There are a lot of engineers who have never been involved in the field of statistics or Data Science. But in order to build data pipelines or rewrite produced code by Data Scientists to an adequate, easily maintained code many nuances and misunderstandings arise on the engineering side. For those Data/ML engineers and novice Data Scientists, I've made this series of posts.

I'll try to explain some basic approaches in plain English and, based on it, explain some of the basic concepts in Data Science.

The whole series:

True logic of this world lies in the calculus of probabilities — James Clerk Maxwell

Data science often uses statistical inferences to predict or analyze insights from data, while statistical inferences use probability and its characteristics. So knowing probability and its applications are important to effectively handle Data Science problems.
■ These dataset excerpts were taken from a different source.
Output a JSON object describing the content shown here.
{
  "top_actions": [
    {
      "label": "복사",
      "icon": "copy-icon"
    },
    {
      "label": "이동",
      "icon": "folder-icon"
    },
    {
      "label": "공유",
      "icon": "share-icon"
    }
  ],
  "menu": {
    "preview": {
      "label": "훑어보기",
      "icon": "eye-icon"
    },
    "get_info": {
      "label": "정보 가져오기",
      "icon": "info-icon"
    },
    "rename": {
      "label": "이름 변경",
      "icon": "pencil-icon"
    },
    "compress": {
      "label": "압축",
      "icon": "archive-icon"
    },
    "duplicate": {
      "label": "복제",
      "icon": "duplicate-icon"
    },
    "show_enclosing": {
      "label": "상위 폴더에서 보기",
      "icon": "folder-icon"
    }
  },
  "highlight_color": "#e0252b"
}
Below is an explanation of the probability as a Frequentist probability as it is easier to understand from the beginner point of view.

Events. Probabilities of events

One of the basic concepts in statistics is an event. Events are simply results of experiments. Events can be certain, impossible, or random.

A certain event is an event that as a result of an experiment (the execution of certain actions with a certain set of conditions) will occur in 100% cases. For example, a tossed coin will certainly fall(on the Earth conditions).

Impossible event — an event, as the name implies, that will not occur as a result of the experiment. For example, a tossed coin will fly in the sky — this is an "impossible" event.

And finally, an event is called a random event if the event may or may not occur as a result of the experiment. There should be present fundamental criteria of randomness in such an experiment. A random event is a consequence of random factors which influence cannot be predicted or such predictions can be extremely difficult. For the coin toss example, random factors are the shape and physical characteristics of the coin, the strength/direction of the throw, air resistance, etc. These are factors that are extremely hard to predict.


Let us consider in more detail the flip of a coin (meaning a fair coin — a coin in which both results ("heads and tails") are equally likely). There are 2 mutually exclusive outcomes — heads or tails. The outcome of the flip is random since the observer cannot analyze and take into account all the factors that influence the result. What is the probability of heads? Most answer ½, but why?

Let's name A the event that came up as tails. Let the coin be thrown n times. Then the probability of event A can be defined as:

The probability of an event happening = number of ways it can happen / Total number of outcomes

This is called the frequency of event A in a long series of tests.

Example: there are 4 Kings in a deck of 52 cards. What is the probability of picking a King?

Number of ways it can happen: 4 (there are 4 Kings)

Total number of outcomes: 52 (there are 52 cards in total)

So the probability = 4/52 = 1/13

It turns out that in various test series the corresponding frequency for large n is fluctuating around a constant value P(A). This value is called the probability of event A and is denoted by the letter P — an abbreviation for Probability.

The probability lies in the range [0, 1], where, in general, 0 indicates the impossibility of the event, and 1 indicates certainty. The higher the probability of an event, the greater the likelihood that an event will occur.

Example: What is the probability of drawing a Jack or a Queen from a well-shuffled deck of 52 cards?

If we have 4 Jack and 4 Queen cards, the probability is simply the sum of the individual probabilities.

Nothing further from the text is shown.